Les recommandations en matière de prescription
Dans la phase pré et postopératoire, l’anesthésiste peut être amené à prescrire le traitement personnel du patient. C’est pourquoi la SFAR a rappelé en 2014 quelques points de vigilance pour la gestion quotidienne du traitement personnel du patient(5) :
- Le traitement personnel du patient est l’ensemble des traitements médicamenteux en cours au moment de l’admission du patient. La prescription s’appuie sur l’ordonnance des traitements chroniques, habituellement rédigée par le médecin traitant et dont une copie doit être disponible lors des consultations et conservée dans le dossier du patient.
- La prescription doit comporter : l’identité et l’âge du patient, la date, l’identité du prescripteur et sa signature, la dénomination du médicament, la posologie, le mode d’administration et la durée du traitement.
- Ainsi, la mention "reprise" ou "poursuite du traitement habituel" en se référant à une ordonnance est proscrite, car elle ne respecte pas les impératifs précités.
- La copie de l’ordonnance se substituant à une prescription médicale n’est pas autorisée. Cela la différencie de la saisie du traitement avec nécessité d’une validation médicale.
- La RPP SFAR/SFPC 2024 sur la "Prévention des Erreurs Médicamenteuses en Anesthésie-Réanimation"(6) indique qu’en anesthésie, les erreurs dans l'historique des médicaments à l'admission sont retrouvées chez 67 % des patients. L'omission d'un médicament est le problème le plus fréquent (10-61 % des erreurs).
- Afin de réduire les erreurs médicamenteuses en lien avec la prescription, les experts suggèrent de réaliser un bilan médicamenteux (BM) et une conciliation médicamenteuse (CM) en anesthésie. Le BM est la liste exhaustive des médicaments pris ou à prendre par le patient, prescrits par un professionnel de santé ou pris en automédication. Lors d'une nouvelle prescription, la CM correspond à un processus en 4 étapes qui prend en compte tous les médicaments listés dans le BM afin de rechercher des divergences, intentionnelles ou non, avec la nouvelle prescription réalisée(7,8). Il est montré que le BM et la CM permettent de diminuer les divergences médicamenteuses.

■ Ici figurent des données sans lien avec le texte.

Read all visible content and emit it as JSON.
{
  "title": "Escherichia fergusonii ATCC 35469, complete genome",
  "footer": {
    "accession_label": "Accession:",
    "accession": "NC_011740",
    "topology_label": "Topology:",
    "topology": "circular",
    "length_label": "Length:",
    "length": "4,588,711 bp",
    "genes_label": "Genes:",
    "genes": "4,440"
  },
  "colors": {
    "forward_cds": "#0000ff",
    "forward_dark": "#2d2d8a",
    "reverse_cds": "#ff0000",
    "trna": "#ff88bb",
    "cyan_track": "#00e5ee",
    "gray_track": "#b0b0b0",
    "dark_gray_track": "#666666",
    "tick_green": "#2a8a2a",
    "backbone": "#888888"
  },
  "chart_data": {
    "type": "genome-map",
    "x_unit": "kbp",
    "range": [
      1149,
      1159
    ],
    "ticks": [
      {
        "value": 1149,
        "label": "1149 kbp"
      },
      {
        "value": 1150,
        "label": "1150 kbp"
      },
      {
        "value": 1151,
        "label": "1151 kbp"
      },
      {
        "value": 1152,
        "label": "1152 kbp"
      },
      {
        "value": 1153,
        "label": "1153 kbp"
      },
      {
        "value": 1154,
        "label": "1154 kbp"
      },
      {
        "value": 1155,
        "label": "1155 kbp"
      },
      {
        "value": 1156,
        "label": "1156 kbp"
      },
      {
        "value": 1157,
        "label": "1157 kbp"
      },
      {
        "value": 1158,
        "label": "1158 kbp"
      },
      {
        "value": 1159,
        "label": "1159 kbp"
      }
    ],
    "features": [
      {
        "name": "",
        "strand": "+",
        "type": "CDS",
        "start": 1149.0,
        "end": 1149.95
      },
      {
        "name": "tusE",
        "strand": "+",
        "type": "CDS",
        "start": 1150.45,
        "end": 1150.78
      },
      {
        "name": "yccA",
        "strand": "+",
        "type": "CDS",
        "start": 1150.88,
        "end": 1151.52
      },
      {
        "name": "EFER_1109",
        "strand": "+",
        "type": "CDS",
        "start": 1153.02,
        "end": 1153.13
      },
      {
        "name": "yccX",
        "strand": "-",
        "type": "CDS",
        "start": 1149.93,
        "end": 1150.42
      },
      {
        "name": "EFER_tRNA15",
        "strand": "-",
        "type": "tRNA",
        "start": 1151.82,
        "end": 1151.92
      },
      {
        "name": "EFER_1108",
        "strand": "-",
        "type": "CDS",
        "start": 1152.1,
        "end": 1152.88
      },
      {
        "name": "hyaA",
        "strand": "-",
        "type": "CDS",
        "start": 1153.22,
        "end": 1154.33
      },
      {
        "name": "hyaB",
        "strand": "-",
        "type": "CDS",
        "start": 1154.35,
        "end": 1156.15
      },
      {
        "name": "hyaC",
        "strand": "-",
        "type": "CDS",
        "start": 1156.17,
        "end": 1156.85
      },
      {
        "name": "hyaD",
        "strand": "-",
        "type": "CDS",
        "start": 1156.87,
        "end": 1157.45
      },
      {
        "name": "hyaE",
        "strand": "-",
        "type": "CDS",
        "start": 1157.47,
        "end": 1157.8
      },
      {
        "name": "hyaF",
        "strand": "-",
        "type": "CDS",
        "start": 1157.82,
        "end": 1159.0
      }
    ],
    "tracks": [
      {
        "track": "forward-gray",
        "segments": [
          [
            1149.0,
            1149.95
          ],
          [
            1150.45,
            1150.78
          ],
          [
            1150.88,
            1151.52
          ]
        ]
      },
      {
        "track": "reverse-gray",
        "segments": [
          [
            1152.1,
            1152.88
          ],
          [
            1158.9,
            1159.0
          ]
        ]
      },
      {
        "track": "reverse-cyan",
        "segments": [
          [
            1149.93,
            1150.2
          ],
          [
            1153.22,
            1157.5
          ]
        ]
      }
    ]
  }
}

- Le BM pourrait également être réalisé lors d’une consultation pharmaceutique avant la consultation d’anesthésie. Ce travail d'équipe pharmacien-anesthésiste semble améliorer la sécurité de la prise en charge périopératoire. Il diminue de 53 à 13 %(9) le nombre de patients présentant une divergence médicamenteuse non intentionnelle pour au moins un médicament, à l’admission.